Em relação aos Componentes Celulares (CC), os grupos de proteínas com alta abundância tanto no soro de chimpanzé quanto no soro humano são principalmente da 'região extracelular' e do 'espaço extracelular'. Outros CCs comuns a ambas as espécies são 'vesícula', 'periferia celular', 'exossomo extracelular', 'membrana plasmática' e 'sistema de endomembranas'.
Considerando os 10 principais termos CC, 'entidade anatômica celular', 'matriz extracelular' e 'grânulo secretor' são mais representados entre as proteínas do soro de chimpanzé, enquanto 'complexo contendo proteína', 'micropartícula sanguínea' e 'retículo endoplasmático' são componentes celulares mais representados no soro humano.
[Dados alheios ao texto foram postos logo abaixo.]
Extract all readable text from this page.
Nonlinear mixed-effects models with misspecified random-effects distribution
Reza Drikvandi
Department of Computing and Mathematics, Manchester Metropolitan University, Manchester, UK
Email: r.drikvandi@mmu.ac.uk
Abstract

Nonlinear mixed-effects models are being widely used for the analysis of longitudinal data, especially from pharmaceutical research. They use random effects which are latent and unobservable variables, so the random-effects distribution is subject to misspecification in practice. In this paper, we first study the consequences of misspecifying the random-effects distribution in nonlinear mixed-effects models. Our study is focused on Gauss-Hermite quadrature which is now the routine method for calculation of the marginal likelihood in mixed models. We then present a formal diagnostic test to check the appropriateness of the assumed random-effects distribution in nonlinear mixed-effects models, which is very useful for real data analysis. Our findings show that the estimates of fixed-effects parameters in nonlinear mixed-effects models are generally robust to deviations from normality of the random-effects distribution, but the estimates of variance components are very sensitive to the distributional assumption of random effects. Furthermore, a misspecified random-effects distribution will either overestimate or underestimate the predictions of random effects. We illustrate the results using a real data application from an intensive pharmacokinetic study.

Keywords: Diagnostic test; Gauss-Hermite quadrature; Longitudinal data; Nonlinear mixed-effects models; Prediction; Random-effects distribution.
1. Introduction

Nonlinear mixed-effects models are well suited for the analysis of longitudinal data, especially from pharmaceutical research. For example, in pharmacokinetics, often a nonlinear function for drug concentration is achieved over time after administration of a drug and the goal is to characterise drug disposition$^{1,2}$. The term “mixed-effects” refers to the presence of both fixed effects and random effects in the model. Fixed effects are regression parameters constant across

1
Diversos termos GO destacados na Figura 6 estão primariamente ligados às principais proteínas plasmáticas/séricas relacionadas às funções circulatórias, mas não se limitam à coagulação, defesa do organismo e transporte de moléculas. Similaridades funcionais eram esperadas, visto que a maioria desses processos é altamente conservada entre mamíferos, especialmente primatas.
Curiosamente, o soro humano agrupado apresentou maior representatividade de processos biológicos envolvidos na defesa do hospedeiro. Anteriormente, foi relatado ( Soto et al., 2010 ) que humanos manifestam um sistema imunológico adaptativo relativamente hiper-reativo quando comparado a chimpanzés, o que pode estar relacionado à maior suscetibilidade a doenças em humanos.
Muitas das proteínas não anotadas foram identificadas como frações de imunoglobulinas. A comparação das imunoglobulinas (IG) entre chimpanzés e humanos revela uma proporção significativamente maior de proteínas relacionadas a imunoglobulinas em humanos (184 proteínas, 73%) em comparação com chimpanzés (163 proteínas, 50%).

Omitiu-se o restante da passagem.